A parliamentary inquiry in 2013 called for an independent review to assess the feasibility of a national CDC. But the Coalition rejected that recommendation in a response to the inquiry five years later.
Opposition leader Anthony Albanese will confirm on Tuesday Labor will establish a CDC if it wins the next federal election. Albanese will argue the coronavirus pandemic has made the case why pandemic preparations need to improve.
Under the Labor proposal, which was briefed to reporters without a costing attached to the measure, an Australian CDC would have capacity to monitor current and emerging threats and work with state governments and medical service providers to improve surge readiness in both health and aged care settings.
As well as working to combat the spread of infectious diseases, the CDC would also work on strategies to prevent chronic illnesses.
The CDC would manage the national medical stockpile and run preparedness drills. It would also collaborate with other countries on responses to a pandemic threat.
With MPs back in Canberra ahead of Tuesday’s budget and the resumption of parliament, Albanese told the Labor caucus budget week marked a shift in strategy for the opposition.
He said Labor had been constructive as the Morrison government faced up to the challenges associated with the coronavirus pandemic, but it was now time for Labor to start laying out a more detailed alternative given voters could be going to the polls next year.
In relation to the CDC commitment, Albanese said Australia was the only country in the OECD not to have a CDC-equivalent, and there had not been a pandemic drill at the national level for 12 years.
“Ask any Australian and they’ll tell you our response to the coronavirus pandemic was too slow, too reactive and too uncoordinated,” the Labor leader said in a statement.

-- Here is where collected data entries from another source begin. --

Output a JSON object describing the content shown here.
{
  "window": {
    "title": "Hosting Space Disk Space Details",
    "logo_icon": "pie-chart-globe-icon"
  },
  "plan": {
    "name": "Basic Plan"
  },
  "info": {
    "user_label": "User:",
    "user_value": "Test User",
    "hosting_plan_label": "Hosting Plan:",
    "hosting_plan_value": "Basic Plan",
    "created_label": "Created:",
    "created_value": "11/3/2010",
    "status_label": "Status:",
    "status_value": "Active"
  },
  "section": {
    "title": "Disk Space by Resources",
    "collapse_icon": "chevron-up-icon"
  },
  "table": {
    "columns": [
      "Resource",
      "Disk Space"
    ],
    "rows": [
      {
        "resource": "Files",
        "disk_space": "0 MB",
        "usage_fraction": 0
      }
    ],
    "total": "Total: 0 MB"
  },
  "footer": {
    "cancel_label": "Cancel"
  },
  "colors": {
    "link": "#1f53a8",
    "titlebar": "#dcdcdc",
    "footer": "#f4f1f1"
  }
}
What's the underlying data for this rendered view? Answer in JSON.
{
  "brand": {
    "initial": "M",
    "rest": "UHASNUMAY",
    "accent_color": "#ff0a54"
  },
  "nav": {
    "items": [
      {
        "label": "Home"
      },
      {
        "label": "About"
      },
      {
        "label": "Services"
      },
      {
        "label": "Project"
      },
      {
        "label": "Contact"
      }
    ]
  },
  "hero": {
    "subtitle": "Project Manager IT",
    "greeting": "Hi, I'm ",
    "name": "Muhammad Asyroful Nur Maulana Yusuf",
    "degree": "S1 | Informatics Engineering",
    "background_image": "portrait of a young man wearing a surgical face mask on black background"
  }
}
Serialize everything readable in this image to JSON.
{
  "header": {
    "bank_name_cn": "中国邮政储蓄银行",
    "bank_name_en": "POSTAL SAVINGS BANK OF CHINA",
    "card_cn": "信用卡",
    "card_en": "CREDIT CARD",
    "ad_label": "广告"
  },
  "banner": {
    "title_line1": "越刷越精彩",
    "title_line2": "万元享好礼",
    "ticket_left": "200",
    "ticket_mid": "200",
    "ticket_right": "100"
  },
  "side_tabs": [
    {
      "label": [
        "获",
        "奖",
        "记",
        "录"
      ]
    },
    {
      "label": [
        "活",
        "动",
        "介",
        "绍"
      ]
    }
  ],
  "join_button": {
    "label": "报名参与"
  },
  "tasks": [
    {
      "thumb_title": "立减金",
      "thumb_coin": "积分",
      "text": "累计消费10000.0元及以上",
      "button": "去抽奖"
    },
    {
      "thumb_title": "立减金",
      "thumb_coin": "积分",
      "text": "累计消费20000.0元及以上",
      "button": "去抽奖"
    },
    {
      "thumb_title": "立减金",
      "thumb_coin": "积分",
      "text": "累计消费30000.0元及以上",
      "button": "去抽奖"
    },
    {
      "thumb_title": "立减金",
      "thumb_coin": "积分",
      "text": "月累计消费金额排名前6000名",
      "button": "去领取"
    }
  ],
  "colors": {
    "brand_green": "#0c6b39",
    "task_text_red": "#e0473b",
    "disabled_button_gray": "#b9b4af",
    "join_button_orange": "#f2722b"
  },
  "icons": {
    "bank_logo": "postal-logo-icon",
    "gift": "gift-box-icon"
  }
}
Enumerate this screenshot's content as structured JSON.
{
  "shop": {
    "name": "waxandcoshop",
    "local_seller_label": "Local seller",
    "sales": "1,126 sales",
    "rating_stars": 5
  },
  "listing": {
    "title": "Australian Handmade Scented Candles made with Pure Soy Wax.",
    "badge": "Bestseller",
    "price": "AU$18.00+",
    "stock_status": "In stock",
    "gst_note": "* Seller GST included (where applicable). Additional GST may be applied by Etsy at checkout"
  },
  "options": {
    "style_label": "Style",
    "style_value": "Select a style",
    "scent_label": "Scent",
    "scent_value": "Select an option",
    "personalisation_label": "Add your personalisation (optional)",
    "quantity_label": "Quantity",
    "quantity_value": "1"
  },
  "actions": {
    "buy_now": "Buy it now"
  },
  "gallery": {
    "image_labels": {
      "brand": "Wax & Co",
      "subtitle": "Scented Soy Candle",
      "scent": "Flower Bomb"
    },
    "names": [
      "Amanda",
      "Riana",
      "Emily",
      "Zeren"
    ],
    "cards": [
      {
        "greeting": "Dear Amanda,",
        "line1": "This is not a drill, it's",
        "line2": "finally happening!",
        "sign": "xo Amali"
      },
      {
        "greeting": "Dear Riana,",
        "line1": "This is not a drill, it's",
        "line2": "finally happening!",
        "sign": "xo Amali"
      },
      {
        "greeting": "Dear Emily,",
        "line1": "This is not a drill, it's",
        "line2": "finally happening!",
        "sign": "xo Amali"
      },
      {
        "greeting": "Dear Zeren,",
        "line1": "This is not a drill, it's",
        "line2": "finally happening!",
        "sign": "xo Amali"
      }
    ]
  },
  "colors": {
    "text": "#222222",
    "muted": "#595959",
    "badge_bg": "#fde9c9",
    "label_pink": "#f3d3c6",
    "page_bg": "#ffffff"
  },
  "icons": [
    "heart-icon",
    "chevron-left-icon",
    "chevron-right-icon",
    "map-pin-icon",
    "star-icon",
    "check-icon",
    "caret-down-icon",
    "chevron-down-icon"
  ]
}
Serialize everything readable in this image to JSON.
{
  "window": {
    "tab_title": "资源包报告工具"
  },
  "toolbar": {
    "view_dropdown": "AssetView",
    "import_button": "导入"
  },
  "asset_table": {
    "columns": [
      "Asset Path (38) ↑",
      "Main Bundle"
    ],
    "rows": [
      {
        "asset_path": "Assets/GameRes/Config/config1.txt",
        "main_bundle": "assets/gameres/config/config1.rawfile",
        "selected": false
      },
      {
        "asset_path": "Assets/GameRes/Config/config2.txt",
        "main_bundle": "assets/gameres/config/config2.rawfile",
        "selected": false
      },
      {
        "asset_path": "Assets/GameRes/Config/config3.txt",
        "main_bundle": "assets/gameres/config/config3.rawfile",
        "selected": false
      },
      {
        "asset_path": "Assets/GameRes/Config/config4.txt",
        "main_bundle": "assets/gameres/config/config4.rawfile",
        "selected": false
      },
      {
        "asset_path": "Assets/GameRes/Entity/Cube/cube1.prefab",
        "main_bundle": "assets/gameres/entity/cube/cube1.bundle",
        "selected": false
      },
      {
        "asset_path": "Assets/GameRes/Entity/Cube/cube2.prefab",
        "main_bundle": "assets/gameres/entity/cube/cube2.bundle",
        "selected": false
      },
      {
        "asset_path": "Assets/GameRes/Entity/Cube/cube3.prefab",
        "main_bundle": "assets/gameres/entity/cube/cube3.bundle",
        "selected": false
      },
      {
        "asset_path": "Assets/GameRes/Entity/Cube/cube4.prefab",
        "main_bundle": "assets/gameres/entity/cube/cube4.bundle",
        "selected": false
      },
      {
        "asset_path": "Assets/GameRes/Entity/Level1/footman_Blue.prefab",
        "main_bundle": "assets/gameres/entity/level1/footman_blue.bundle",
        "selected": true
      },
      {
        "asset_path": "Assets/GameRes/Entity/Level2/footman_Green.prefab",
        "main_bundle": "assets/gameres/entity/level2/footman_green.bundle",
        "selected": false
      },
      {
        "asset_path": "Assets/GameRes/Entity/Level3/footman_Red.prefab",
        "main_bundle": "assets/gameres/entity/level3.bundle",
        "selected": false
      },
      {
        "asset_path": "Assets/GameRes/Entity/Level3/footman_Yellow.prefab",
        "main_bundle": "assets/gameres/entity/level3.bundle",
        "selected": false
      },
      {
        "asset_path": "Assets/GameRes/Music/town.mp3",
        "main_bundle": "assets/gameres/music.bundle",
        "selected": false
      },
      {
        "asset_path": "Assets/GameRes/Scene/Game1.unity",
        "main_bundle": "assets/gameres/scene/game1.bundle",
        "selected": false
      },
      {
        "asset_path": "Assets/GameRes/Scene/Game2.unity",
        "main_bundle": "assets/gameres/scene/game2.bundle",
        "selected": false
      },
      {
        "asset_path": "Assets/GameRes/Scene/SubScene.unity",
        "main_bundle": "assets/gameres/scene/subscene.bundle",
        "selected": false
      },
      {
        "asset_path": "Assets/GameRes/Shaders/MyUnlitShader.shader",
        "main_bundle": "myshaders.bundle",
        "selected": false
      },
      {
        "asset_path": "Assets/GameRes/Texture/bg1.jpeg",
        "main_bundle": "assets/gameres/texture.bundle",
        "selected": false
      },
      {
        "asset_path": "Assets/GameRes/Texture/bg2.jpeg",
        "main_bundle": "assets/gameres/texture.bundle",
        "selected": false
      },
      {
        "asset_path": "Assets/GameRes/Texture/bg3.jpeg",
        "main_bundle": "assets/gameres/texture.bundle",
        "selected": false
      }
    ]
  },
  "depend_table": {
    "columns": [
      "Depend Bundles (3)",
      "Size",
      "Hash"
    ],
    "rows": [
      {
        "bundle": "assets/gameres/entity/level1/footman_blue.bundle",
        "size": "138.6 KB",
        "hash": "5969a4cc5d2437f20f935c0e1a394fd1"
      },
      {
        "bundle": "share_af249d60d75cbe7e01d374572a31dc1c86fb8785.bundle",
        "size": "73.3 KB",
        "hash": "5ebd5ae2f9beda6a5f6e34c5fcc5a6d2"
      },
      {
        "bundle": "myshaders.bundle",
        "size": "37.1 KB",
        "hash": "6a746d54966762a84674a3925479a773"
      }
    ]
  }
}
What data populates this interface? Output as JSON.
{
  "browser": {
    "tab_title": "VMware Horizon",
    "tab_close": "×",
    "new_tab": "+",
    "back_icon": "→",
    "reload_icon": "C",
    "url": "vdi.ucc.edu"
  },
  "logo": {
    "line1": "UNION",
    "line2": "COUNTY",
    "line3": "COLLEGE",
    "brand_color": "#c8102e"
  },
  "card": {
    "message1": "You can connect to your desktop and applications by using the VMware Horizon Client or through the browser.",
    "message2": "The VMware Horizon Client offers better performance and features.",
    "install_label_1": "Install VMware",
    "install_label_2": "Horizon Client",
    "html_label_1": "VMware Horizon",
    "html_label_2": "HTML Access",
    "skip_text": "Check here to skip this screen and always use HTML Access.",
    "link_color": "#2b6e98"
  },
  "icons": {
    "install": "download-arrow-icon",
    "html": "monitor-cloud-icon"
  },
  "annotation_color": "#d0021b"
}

“We can’t be left playing catch up again – we cannot afford another Ruby Princess, or another tragic disaster in aged care,” he said. “Our health, our lives and our economy all depend on us getting our response to future pandemics right.”
Albanese says he would work with state governments on the design of the body.
The AMA has made it clear a CDC should be its own entity rather than part of the apparatus of government. In backing an Australian CDC earlier this year, Bartone said it was imperative that a CDC work “frankly, fearlessly and independently of governments of the day” and be in a position to collaborate with all the public health expertise in the community.
There has been some concern in the health and medical communities that the current pandemic advisory body, the Australian Health Protection Principal Committee, has been absorbed during the crisis as a sub-committee of the national cabinet.
The CDC model envisaged by Labor would not have statutory independence but it would be similar to the Therapeutic Goods Administration, an advisory body that sits within the federal health portfolio.
Like the TGA, it would provide independent advice and governments would make their own decisions informed by that advice.